16. The method of claim 13, wherein the additional anticancer agent is an EGFR inhibitor, wherein the EGFR inhibitor is cetuximab.

17. The method of claim 13, wherein the additional anticancer agents are a MEK inhibitor and an EGFR inhibitor, wherein the MEK inhibitor is binimetinib or a pharmaceutically acceptable salt thereof, and the EGFR inhibitor is cetuximab.

18. The crystalline anhydrous N-(2-chloro-3-((5-chloro-3-methyl-4-oxo-3,4- dihydroquinazolin-6-yl)amino)-4-fluorophenyl)-3-fluoroazetidine-1-sulfonamide, Form 1 according to any one of claims 1 to 5 for use as a medicament.

19. The crystalline anhydrous N-(2-chloro-3-((5-chloro-3-methyl-4-oxo-3,4- dihydroquinazolin-6-yl)amino)-4-fluorophenyl)-3-fluoroazetidine-1 -sulfonamide, Form 1 according to any one of claims 1 to 5 for use in the treatment of a BRAF-associated tumor.

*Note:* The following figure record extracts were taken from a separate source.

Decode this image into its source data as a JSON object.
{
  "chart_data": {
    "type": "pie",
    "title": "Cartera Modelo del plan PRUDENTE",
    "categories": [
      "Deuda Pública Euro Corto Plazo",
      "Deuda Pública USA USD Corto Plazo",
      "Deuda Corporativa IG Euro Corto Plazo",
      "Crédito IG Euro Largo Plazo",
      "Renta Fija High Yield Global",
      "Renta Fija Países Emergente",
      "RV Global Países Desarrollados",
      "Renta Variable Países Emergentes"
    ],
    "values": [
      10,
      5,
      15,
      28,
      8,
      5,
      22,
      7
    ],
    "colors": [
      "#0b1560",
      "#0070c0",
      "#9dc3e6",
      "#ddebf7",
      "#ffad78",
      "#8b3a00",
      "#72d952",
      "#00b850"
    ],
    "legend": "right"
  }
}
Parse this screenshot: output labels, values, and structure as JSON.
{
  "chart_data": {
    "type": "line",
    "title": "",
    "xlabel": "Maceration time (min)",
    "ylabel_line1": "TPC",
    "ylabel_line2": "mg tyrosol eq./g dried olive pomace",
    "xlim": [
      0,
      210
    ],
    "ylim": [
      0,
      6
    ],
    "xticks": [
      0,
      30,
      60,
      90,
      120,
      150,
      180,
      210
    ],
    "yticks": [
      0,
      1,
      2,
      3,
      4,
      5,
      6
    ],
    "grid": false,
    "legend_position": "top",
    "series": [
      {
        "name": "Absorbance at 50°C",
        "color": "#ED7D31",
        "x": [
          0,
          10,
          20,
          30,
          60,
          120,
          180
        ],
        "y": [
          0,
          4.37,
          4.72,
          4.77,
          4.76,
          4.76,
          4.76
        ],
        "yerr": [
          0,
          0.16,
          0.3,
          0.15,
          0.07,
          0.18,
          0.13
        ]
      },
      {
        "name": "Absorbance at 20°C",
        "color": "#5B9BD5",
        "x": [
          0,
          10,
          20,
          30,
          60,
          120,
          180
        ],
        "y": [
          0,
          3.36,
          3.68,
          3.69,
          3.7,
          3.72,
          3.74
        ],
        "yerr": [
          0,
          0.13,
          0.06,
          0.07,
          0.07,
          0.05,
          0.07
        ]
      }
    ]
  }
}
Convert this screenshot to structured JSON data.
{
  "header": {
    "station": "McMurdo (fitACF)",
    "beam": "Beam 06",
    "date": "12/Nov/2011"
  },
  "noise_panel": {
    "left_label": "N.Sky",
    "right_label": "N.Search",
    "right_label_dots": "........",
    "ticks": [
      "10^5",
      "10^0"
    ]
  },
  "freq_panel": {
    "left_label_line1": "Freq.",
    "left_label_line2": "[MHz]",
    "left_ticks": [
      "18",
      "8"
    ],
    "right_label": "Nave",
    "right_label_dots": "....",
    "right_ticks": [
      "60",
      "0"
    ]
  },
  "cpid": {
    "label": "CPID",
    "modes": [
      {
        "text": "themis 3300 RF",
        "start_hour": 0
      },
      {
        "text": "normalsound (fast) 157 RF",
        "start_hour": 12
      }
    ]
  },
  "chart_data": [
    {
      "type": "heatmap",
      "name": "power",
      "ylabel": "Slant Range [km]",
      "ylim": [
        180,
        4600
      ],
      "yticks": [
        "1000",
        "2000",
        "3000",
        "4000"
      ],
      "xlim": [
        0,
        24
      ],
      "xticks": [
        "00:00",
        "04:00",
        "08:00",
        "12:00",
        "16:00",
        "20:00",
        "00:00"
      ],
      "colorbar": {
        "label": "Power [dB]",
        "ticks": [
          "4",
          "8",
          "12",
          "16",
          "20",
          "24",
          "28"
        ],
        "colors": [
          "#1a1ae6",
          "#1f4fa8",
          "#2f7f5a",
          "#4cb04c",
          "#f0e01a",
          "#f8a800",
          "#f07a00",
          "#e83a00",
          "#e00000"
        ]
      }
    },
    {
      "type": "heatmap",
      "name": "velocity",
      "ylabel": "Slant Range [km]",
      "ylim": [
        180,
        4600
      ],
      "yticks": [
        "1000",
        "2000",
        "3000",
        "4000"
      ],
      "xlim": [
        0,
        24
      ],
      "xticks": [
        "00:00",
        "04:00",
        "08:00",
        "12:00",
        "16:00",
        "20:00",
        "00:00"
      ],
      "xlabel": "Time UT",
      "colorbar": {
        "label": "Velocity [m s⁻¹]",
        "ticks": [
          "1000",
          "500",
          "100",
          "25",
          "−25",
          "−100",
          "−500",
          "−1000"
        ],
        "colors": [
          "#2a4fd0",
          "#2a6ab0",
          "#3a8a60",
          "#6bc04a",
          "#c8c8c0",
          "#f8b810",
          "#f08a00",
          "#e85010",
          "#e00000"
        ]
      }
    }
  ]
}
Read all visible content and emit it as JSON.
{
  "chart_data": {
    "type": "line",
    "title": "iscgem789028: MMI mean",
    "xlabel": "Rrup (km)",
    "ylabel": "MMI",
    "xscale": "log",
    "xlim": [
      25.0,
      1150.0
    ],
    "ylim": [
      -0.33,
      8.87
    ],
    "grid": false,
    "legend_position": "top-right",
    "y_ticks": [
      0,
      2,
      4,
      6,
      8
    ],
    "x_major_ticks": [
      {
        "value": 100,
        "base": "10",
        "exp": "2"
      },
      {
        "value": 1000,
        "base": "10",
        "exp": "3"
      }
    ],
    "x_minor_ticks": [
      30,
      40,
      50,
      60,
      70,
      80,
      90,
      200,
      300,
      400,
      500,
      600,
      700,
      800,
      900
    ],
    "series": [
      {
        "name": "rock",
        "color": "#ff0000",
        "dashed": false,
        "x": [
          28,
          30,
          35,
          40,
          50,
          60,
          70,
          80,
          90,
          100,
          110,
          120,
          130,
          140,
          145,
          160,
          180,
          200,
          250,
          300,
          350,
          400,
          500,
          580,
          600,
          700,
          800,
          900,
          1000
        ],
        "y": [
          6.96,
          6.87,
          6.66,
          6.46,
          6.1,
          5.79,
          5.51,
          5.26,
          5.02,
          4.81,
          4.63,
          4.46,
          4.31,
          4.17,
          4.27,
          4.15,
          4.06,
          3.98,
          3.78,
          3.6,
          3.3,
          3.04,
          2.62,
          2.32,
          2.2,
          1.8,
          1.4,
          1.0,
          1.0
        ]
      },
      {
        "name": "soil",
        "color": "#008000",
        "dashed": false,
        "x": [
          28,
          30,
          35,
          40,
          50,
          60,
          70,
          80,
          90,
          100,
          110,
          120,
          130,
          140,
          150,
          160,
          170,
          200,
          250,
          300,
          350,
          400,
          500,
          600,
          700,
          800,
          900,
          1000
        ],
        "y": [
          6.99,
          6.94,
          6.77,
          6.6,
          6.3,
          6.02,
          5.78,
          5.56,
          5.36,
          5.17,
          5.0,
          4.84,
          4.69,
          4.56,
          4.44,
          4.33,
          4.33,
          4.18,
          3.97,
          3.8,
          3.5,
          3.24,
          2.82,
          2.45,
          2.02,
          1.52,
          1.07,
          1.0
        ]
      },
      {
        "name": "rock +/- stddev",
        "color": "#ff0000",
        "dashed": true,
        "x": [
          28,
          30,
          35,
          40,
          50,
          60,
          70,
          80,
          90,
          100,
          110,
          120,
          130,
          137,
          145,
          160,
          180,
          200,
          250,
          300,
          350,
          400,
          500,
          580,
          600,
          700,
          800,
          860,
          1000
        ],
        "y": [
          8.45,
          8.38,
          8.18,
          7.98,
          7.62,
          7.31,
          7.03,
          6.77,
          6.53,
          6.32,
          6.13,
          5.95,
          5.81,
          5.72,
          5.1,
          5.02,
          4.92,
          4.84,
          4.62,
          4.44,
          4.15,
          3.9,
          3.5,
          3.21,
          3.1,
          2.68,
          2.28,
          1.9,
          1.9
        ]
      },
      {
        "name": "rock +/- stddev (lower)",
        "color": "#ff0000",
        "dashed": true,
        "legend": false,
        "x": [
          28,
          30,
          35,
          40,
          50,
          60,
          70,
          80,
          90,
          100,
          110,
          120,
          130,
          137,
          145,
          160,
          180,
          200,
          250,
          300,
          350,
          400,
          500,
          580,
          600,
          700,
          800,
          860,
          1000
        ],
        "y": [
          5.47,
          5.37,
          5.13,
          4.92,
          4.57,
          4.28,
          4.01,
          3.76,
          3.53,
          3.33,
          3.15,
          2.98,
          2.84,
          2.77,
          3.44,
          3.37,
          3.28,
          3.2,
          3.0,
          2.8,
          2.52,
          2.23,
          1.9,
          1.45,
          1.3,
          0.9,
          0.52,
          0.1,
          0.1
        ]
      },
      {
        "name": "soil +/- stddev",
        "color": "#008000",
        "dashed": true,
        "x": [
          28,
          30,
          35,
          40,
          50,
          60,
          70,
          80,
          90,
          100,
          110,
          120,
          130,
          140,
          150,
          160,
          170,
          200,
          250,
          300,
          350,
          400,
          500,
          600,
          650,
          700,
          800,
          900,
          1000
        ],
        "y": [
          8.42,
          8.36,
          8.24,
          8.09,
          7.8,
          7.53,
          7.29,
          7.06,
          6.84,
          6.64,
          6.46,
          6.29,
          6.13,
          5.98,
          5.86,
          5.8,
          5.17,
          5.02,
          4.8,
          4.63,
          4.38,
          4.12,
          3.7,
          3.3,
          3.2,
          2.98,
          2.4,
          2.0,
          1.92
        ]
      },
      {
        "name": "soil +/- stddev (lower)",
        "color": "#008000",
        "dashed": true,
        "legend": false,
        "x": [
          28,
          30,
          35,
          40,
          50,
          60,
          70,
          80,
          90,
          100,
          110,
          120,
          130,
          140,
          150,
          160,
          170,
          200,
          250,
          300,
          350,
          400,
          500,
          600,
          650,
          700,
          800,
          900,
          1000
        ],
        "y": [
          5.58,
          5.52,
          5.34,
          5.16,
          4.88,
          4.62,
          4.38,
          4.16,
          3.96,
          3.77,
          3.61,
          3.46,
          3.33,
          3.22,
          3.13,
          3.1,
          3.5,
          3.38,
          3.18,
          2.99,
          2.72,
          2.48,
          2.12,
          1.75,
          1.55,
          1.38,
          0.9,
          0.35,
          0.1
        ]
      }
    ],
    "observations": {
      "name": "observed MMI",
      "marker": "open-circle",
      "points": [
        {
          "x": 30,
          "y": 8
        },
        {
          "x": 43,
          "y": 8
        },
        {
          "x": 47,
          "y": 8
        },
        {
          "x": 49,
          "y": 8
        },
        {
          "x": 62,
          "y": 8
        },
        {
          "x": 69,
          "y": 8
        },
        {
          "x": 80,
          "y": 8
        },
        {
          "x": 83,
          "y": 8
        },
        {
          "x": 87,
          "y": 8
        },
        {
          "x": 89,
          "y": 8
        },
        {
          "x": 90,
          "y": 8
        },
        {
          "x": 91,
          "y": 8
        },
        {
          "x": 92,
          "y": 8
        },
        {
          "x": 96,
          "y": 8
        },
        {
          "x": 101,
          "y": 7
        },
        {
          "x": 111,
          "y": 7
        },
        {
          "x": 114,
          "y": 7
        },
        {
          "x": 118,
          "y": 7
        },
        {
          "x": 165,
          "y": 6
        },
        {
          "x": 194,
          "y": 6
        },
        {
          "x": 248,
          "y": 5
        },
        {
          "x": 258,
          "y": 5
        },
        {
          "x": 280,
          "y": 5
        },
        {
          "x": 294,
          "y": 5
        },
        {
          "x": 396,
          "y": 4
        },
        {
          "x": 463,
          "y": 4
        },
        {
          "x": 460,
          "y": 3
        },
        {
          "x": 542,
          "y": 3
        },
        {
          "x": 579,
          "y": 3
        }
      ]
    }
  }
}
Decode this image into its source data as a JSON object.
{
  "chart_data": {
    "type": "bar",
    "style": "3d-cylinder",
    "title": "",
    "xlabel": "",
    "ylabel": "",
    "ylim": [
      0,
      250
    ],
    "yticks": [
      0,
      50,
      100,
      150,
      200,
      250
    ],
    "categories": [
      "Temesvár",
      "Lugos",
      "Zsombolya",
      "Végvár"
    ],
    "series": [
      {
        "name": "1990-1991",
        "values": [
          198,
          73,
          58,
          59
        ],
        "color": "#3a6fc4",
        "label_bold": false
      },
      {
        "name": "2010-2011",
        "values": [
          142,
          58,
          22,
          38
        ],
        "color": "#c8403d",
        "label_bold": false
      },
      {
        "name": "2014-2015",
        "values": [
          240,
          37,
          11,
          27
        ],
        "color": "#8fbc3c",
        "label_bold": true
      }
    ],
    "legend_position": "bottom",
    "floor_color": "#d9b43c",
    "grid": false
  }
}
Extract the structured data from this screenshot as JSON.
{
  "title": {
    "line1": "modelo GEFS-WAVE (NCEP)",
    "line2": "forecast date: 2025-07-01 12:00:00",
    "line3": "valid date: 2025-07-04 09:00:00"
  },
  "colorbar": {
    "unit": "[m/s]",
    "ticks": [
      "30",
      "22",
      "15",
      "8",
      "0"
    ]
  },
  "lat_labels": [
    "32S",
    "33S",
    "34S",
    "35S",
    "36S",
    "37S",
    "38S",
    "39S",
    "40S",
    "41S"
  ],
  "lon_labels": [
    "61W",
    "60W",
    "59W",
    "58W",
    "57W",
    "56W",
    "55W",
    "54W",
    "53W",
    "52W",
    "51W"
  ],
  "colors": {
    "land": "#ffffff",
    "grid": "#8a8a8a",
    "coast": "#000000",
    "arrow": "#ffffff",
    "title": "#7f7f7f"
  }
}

20. Use of the crystalline anhydrous N-(2-chloro-3-((5-chloro-3-methyl-4-oxo-3,4- dihydroquinazolin-6-yl)amino)-4-fluorophenyl)-3-fluoroazetidine-1 -sulfonamide, Form 1 according to any one of claims 1 to 5 for the manufacture of a medicament for the treatment of a BRAF- associated tumor.